Learning from End User Data with Shuffled Differential Privacy over Kernel Densities
This work addresses privacy concerns in distributed data collection for machine learning by providing a method that balances privacy and accuracy, though it is incremental in improving upon existing shuffled DP techniques.
The paper tackles the problem of learning from private data distributed across end users by introducing a shuffled differential privacy protocol for estimating kernel density functions, achieving accuracy comparable to central DP. It demonstrates this approach for private classifier learning, with experiments showing favorable downstream performance and practical trade-offs.

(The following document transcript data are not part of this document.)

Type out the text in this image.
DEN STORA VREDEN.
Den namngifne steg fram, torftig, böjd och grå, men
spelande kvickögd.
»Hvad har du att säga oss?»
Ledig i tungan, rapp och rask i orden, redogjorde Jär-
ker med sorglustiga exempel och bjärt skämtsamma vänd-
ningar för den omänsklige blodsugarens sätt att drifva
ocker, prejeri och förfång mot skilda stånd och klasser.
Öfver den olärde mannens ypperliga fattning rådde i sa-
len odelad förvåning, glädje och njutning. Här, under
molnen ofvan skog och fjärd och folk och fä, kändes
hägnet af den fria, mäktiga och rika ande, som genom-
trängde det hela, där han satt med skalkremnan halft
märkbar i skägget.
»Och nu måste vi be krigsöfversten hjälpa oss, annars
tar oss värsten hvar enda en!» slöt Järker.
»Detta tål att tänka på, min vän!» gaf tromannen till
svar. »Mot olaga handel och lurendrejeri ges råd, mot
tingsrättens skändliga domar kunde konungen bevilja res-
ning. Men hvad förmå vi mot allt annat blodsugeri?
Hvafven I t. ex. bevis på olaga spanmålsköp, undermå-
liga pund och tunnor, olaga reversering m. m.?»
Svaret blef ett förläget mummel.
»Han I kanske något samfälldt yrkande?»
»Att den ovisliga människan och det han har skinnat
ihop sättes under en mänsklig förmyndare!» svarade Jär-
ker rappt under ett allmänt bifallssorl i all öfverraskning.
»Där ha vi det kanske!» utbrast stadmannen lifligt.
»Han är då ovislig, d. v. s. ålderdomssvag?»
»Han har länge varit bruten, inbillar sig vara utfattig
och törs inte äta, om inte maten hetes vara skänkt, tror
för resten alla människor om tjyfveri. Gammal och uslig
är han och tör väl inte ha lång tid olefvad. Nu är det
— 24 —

We study a setting of collecting and learning from private data distributed across end users. In the shuffled model of differential privacy, the end users partially protect their data locally before sharing it, and their data is also anonymized during its collection to enhance privacy. This model has recently become a prominent alternative to central DP, which requires full trust in a central data curator, and local DP, where fully local data protection takes a steep toll on downstream accuracy. Our main technical result is a shuffled DP protocol for privately estimating the kernel density function of a distributed dataset, with accuracy essentially matching central DP. We use it to privately learn a classifier from the end user data, by learning a private density function per class. Moreover, we show that the density function itself can recover the semantic content of its class, despite having been learned in the absence of any unprotected data. Our experiments show the favorable downstream performance of our approach, and highlight key downstream considerations and trade-offs in a practical ML deployment of shuffled DP.